Victors repeatedly misinterpret and overstate their achievements. They overestimate the scale, and misunderstand the context, of their successes. They mistakenly believe that, having won a single contest, they automatically become “winners”. This distortion is frequently succumbed to by athletes, political parties and ideologues. And, when winners react to victory in this manner, they, almost immediately, begin to sow the seeds of their demise.
Winning and losing is not terminal; there are no absolute “winners” or “losers”; you do not become a “winner” or a “loser” forever. Winning and losing is transactional and transitional; winners may lose tomorrow; losers may have won yesterday. Contemporary society creates false gods out of perceived winners and gives too little credit to the supposedly vanquished.
A case in point is the result of last Sunday’s Super Bowl. The game, indeed, the entire season, hinged on one play with 20 seconds left. With the ball on the New England one-yard line and trailing by four points, the Seattle quarterback, Russell Wilson threw a pass that was about four inches off target and it was intercepted. After nearly nine months of training and competition, including OTAs, camps, four exhibition games, sixteen regular season games, two playoff contests and a superbly played Super Bowl, the margin of victory was a four inch error.
To watch the Patriots preen after the victory was embarrassing. Confetti canons and all the hoopla of this over-hyped extravaganza made it looked like a modern day version of V-E Day. Four inches! You would have thought Kraft, Belichick and Brady were Eisenhower, Patton and MacArthur. Four inches! “We are all Patriots” bellowed Kraft. Please, spare me! Where was the humility, the sportsmanship, the acceptance of reality?
Our two political parties perform a similar dance every two years. The reality of the American electorate is that it is pretty evenly divided. Most elections are decided by the shifting from one side to another of a small percentage of “centrists”. And, the current psyche of the voting public requires a punishing of the “ins” and a renewed opportunity for the “outs”. Presidential election years favor the Democrats; by-election years the Republicans. And both parties read too much into their cyclical victories.
When the Republicans win a few additional Congressional seats, or even take a short-of-sixty majority of the Senate, they act as if the masses in the hinterlands have finally overwhelmingly endorsed guns-for-everyone, elimination of abortions, nuking Tehran, the deregulation of every industry and the canonization of the “barbarians” on Wall Street. A couple of percentage points!
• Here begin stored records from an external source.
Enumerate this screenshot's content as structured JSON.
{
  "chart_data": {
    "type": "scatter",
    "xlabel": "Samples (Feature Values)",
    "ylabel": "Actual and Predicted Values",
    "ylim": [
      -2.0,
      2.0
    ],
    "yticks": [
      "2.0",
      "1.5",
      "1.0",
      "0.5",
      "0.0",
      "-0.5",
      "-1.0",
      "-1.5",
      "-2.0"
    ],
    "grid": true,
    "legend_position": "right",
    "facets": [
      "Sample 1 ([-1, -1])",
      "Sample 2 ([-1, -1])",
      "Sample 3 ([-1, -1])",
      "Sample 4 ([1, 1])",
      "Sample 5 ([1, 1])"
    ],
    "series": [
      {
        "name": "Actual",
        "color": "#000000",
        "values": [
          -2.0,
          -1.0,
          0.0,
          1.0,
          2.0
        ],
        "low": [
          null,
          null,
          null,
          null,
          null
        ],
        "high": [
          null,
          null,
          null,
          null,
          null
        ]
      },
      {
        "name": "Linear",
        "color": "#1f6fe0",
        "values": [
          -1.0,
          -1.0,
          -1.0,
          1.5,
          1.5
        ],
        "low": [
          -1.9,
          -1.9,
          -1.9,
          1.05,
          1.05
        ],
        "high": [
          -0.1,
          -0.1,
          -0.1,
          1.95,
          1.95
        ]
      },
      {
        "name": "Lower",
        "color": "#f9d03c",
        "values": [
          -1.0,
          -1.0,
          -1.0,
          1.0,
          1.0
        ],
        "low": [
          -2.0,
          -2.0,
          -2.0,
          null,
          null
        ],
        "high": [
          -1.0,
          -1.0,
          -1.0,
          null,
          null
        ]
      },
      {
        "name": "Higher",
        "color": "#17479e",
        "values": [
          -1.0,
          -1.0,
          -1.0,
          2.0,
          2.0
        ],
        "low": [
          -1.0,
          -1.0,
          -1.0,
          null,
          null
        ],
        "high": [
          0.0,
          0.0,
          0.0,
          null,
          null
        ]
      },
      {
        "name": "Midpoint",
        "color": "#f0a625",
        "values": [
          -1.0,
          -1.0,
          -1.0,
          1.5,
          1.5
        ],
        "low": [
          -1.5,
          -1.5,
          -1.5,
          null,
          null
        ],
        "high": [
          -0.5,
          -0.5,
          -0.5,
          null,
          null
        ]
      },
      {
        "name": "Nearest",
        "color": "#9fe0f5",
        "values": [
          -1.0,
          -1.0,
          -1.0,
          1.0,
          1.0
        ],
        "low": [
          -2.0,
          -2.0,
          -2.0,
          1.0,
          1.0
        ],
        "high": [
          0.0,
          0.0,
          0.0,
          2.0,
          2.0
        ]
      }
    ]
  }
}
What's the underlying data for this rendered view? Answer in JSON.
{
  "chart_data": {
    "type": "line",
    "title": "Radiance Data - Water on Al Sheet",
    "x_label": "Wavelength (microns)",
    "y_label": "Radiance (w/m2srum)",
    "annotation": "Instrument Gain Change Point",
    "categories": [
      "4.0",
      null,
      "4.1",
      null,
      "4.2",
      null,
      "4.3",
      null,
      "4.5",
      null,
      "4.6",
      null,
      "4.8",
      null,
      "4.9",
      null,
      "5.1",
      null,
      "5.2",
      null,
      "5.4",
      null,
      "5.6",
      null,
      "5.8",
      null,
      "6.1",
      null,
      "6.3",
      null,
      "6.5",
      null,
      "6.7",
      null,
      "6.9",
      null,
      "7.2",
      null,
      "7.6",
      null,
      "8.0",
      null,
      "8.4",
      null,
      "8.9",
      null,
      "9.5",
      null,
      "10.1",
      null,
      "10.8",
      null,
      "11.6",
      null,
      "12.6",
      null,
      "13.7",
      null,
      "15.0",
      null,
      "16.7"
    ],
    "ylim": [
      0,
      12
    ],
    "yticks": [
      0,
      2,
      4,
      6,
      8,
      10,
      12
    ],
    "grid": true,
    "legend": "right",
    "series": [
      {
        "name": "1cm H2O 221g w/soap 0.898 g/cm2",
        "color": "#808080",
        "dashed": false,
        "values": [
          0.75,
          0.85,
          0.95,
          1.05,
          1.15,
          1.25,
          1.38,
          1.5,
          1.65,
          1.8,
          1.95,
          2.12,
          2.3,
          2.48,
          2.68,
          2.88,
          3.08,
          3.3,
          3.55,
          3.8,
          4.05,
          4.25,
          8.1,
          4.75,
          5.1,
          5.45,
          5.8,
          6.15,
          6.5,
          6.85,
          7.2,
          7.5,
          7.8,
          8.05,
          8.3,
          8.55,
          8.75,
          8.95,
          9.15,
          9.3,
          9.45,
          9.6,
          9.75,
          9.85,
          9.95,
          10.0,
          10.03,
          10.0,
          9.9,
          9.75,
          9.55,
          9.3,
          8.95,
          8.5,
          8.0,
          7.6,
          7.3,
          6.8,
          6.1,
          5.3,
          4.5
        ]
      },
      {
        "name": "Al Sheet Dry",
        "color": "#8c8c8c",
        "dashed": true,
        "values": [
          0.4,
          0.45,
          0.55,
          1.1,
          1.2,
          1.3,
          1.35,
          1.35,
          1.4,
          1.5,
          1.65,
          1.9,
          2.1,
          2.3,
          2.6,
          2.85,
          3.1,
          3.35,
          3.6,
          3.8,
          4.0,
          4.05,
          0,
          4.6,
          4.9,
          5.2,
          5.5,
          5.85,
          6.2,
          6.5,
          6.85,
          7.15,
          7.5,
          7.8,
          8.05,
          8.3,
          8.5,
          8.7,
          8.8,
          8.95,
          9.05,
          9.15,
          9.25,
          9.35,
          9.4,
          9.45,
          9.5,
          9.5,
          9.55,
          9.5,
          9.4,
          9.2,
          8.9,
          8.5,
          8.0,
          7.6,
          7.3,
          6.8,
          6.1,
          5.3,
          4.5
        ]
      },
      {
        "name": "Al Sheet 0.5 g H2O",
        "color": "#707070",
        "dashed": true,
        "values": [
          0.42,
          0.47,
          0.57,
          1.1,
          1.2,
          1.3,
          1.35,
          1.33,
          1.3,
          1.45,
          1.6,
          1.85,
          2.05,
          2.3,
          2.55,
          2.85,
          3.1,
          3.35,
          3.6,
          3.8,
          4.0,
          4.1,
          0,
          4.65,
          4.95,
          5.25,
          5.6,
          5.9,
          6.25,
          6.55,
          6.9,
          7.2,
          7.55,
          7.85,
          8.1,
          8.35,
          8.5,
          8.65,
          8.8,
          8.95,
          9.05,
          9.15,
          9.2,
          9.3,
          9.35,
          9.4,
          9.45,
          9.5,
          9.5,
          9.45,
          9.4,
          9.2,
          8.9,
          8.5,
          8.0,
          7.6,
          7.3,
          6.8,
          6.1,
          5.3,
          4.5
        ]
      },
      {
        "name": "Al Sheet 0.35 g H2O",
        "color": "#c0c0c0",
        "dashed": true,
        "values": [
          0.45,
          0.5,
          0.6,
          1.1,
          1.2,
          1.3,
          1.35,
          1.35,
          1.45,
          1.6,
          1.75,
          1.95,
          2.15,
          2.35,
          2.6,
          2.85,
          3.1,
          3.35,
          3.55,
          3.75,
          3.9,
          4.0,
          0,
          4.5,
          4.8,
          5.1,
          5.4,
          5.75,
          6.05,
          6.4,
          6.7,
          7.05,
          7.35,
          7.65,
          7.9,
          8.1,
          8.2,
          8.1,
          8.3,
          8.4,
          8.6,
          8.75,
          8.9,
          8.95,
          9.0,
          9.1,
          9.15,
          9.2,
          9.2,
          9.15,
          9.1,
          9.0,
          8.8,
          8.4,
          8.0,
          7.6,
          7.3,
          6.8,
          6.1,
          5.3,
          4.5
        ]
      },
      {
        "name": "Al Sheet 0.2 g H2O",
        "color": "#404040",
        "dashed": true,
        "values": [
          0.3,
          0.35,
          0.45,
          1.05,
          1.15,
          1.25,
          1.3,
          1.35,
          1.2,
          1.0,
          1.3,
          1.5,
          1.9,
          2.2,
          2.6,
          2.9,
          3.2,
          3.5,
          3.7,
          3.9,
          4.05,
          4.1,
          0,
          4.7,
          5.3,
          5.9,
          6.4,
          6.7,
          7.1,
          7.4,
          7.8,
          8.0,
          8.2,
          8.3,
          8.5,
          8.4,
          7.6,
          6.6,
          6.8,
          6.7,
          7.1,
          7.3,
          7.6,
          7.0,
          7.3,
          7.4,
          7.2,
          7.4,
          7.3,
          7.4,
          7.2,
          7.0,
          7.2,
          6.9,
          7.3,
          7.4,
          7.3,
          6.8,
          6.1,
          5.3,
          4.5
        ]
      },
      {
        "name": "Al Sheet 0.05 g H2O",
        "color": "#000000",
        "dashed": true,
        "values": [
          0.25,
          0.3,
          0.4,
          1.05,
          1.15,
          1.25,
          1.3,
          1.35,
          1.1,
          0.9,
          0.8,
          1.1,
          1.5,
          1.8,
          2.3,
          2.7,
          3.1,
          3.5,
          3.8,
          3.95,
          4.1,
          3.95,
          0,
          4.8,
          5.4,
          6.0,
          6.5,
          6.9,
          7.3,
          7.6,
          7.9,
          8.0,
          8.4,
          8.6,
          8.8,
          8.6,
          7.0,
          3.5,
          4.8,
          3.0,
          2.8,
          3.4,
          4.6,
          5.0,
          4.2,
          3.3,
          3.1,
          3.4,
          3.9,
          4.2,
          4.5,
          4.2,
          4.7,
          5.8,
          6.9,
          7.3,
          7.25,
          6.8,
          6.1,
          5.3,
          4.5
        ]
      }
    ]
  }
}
When the Democrats win an election the same hubris kicks in. They presume the electorate finally has come to their senses and there is a huge mandate to turn our country into a Norwegian welfare state.
Neither scenario is true. But, after every election the party in power overreaches. They presume too much and they have a deaf ear to what has happened. They believe that a win at the ballot box on one Tuesday in November has turned them all into “winners”. They refuse to believe in the fragility of their victory. However, as Malcolm X once said “chickens come home to roost”. The pendulum turns the other way, winners become losers, and, vice versa. Rather poetic.
In the global cultural battle taking place in Mesopotamia, we see some of the same things happening. No victory is final; no punch delivers a knockout; every time one side fires a confetti cannon the other side responds. The attack on 9/11 was answered by a rapid obliteration of al-Qaeda sanctuaries in Afghanistan. After our ill-advised blitzkrieg in Iraq, and the accompanying western gun-fighter rhetoric in Washington, some of our warriors overreached in Abu Ghraib prison and provided the other side with a significant psy-war victory.
Today, it was the fundamentalists who overreached.
The Islamic State, the latest iteration of our terrorist foes in the region, released a video showing the gruesome assassination of one of their captives, 1st Lt Moaz al-Kasasbeh, a Jordanian fighter pilot. They doused the young Arab with flammable liquids and burned him alive in a cage. It is reported that this action took place on January 3rd. This atrocious behavior has stimulated demonstrations in Amman and a demand by the people of Jordan for the monarch, King Abdullah II, to respond with military force. The pendulum is about to turn.
The world is a tinder box. It is a time for calculated and calibrated actions. It is a time that requires cerebral thought rather than emotional responses. We will not be having ticker tape parades down Broadway any time soon, or maybe never again. We will have to settle for televised celebrations marking four inch victories. A record 114 million viewers watched the coronation of the Patriots as “winners” and the Seahawks as “losers”. Meanwhile, the Islamic State still reportedly has a female, American aid worker as a captive.
What’s worse than burning someone alive? We are probably going to find out.